1) We developed a bio-economic model (NUE3) on a farm scale to investigate how market signals (e.g. fertilizer and crop prices), government policies, and nitrogen-efficient technologies affect NUE. We demonstrate that if factors that influence nitrogen inputs (e.g. fertilizer-to-crop price ratios) are not considered, NUE projections will be poorly constrained. The impact of nitrogen-efficient technologies on NUE not only depends on how technology changes the production function, but also relies on the prices of the technologies, fertilizers, and crops.

2) We constructed a database of the nitrogen budget in crop production for major crops and major crop producing countries from 1961 to 2010. Using this database, we investigate historical trends of NUE and its relationship to agronomic, economic, social, and policy factors.
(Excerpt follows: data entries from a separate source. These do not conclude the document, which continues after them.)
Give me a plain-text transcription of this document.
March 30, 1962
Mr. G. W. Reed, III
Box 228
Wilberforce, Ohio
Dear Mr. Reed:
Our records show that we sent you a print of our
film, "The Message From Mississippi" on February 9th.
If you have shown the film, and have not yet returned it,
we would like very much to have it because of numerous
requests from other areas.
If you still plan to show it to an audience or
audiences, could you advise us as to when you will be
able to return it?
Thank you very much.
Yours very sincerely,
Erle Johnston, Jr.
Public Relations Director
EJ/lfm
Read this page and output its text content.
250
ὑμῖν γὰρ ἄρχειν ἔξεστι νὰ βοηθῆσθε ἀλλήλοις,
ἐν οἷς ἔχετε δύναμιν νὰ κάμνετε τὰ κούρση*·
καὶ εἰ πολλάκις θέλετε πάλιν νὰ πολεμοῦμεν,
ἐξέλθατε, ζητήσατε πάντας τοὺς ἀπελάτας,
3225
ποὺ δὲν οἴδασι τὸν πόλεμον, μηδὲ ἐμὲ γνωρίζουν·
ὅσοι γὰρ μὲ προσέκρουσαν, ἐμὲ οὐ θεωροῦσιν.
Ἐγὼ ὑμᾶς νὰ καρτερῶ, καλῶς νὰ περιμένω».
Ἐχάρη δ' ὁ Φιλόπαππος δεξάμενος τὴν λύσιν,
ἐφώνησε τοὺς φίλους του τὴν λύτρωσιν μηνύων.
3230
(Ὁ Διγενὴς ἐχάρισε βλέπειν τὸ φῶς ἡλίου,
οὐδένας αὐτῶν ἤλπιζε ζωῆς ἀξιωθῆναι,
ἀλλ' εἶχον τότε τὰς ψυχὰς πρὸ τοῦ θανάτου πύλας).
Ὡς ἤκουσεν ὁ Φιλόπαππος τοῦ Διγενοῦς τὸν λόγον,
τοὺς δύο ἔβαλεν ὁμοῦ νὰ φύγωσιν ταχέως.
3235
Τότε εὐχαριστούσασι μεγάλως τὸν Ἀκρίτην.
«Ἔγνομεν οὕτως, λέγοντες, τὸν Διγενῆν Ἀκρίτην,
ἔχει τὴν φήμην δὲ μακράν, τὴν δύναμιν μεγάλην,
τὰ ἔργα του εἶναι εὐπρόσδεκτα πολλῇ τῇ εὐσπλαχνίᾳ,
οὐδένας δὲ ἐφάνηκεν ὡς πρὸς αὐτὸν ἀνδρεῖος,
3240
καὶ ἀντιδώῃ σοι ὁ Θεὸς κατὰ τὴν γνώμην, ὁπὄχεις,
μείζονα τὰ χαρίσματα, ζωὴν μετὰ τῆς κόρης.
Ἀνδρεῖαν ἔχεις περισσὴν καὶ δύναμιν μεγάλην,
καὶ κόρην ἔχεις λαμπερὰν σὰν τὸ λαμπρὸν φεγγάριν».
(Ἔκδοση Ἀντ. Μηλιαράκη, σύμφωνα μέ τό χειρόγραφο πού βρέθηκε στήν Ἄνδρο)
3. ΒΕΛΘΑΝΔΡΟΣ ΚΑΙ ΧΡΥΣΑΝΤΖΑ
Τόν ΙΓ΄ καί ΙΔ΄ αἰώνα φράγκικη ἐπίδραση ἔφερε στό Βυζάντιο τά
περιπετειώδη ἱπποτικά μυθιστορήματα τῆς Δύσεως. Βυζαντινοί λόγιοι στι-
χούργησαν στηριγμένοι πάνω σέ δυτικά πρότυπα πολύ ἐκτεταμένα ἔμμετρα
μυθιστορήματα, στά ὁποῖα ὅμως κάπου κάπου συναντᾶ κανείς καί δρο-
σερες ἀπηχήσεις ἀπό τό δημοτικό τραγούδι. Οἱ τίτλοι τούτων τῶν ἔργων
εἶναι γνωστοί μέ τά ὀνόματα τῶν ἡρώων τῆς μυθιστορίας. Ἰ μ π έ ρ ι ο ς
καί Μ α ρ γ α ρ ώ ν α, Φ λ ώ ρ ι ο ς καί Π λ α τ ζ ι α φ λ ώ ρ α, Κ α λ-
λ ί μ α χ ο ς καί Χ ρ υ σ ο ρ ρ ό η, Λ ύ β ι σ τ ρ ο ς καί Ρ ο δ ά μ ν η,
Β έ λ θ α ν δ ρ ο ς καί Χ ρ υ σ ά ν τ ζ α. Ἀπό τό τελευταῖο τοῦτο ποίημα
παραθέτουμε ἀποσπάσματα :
We find that NUE in most developed countries follows a “U-shape” relationship with income level, consistent with the Environmental Kuznets Curve theory. According to the dynamics revealed in the NUE3 model, we propose three major pathways by which economic development affects NUE, namely consumption, technology, and public policy.

Overall, our research suggests that it is critical to include social and economic processes when studying perturbations of the global nitrogen cycle and crafting environmental and food security policy. Better collaboration across disciplines is essential to improve nitrogen management in the anthropocene.